Wolfsmelk
Plantenverzamelaars hebben in voorbije eeuwen vanuit Azië allerlei nieuwe planten naar Europa gestuurd, maar gek genoeg vooral bolgewassen. Een stroom van tulpen, lelies en krokussen bereikte ons sinds de zeventiende eeuw en als je niet beter wist dan zou je denken dat er in de bergen en de steppen van het Verre Oosten voornamelijk bloembollen bloeiden. Pas gedurende de laatste twintig jaar beginnen ook andere planten, zoals schermbloemen en eenjarigen, ons te bereiken waardoor het lijkt alsof nog steeds in hoog tempo allerlei nieuwe plantensoorten worden ontdekt. Het is eerder zo dat die nieuwe planten al lang bekend waren maar dat geen plantenjager de moeite nam om ze ook in cultuur te brengen. Het moest een tulp of een keizerskroon zijn om mee te tellen.
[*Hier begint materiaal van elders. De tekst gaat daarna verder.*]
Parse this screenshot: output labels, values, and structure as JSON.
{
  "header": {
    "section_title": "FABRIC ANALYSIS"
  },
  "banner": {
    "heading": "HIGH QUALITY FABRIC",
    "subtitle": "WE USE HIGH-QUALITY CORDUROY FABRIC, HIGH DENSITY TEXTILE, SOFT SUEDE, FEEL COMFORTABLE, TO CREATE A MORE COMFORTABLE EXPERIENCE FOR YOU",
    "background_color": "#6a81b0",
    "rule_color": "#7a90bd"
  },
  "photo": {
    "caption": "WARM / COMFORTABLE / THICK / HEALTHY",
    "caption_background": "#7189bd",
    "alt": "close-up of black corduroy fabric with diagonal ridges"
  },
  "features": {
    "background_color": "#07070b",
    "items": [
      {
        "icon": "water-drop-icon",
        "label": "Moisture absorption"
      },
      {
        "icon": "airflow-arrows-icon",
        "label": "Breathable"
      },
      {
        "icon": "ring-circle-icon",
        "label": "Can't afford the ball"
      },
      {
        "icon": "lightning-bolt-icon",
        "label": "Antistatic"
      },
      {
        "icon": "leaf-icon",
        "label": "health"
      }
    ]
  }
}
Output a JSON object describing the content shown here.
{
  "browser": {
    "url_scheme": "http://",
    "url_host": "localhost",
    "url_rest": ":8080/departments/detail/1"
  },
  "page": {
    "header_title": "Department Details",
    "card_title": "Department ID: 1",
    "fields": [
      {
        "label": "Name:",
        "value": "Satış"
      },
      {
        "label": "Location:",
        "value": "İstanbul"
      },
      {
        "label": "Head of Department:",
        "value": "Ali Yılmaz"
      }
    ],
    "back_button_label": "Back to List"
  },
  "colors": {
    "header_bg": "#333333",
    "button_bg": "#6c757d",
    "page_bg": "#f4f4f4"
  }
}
Zo’n plant waarvan het aantal verkrijgbare soorten en variëteiten pas in de laatste 25 jaar explosief is toegenomen is de wolfsmelk, Euphorbia in het Latijn. In 1980 kwam je hooguit twee of drie soorten tegen in de tuin, en dat moest dan nog een liefhebberstuin zijn. Nu, een kwart eeuw later, zal het een plantengek niet meevallen om zijn wolfsmelkcollectie tijdens zijn leven compleet te krijgen. Voor wie echt zijn best doet zijn er nu tussen de drie- en vierhonderd wolfsmelken te koop, en jaarlijks komen er nieuwe soorten, kruisingen en selecties bij. Wolfsmelk is sexy, in die afschuwelijke moderne taal.
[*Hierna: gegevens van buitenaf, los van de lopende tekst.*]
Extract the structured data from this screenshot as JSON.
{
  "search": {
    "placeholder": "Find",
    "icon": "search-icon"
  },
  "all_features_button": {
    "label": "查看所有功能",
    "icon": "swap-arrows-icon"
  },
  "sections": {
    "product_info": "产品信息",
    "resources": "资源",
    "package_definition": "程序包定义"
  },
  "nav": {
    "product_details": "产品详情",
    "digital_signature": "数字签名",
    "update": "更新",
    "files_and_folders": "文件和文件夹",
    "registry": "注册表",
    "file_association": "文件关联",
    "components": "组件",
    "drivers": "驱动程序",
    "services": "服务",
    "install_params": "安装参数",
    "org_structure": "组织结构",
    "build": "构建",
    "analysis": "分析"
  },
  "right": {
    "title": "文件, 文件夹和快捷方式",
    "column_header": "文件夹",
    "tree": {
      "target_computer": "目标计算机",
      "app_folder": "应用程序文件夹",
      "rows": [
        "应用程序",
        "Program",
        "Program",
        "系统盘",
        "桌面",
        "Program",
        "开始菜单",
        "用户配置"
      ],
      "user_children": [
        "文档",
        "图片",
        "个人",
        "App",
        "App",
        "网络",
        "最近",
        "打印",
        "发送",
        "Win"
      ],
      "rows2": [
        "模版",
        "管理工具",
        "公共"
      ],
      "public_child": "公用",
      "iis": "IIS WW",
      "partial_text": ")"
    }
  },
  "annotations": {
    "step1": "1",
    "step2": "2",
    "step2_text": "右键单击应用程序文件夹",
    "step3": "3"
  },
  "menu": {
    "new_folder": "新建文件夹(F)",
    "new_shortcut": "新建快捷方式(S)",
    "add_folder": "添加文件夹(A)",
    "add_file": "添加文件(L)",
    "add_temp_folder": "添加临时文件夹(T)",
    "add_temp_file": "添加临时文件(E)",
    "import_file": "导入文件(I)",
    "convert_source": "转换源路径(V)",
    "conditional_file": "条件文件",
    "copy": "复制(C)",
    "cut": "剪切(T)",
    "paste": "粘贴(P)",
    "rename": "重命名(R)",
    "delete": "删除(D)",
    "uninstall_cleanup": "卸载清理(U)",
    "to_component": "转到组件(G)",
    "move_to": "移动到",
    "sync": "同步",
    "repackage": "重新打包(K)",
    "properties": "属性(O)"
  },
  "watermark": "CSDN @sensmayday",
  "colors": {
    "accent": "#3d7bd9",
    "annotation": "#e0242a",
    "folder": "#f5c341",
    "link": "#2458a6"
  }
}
Bijna alle winterharde wolfsmelksoorten bloeien in een kleurschakering tussen groengeel en gifgroen, hoewel er een paar soorten bestaan met oranje bloemen. Bloem is een misleidend woord als je het over wolfsmelk hebt, want de eigenlijke bloem stelt weinig voor en het zijn de grote gekleurde schutbladen die de bloeiwijze kleur geven.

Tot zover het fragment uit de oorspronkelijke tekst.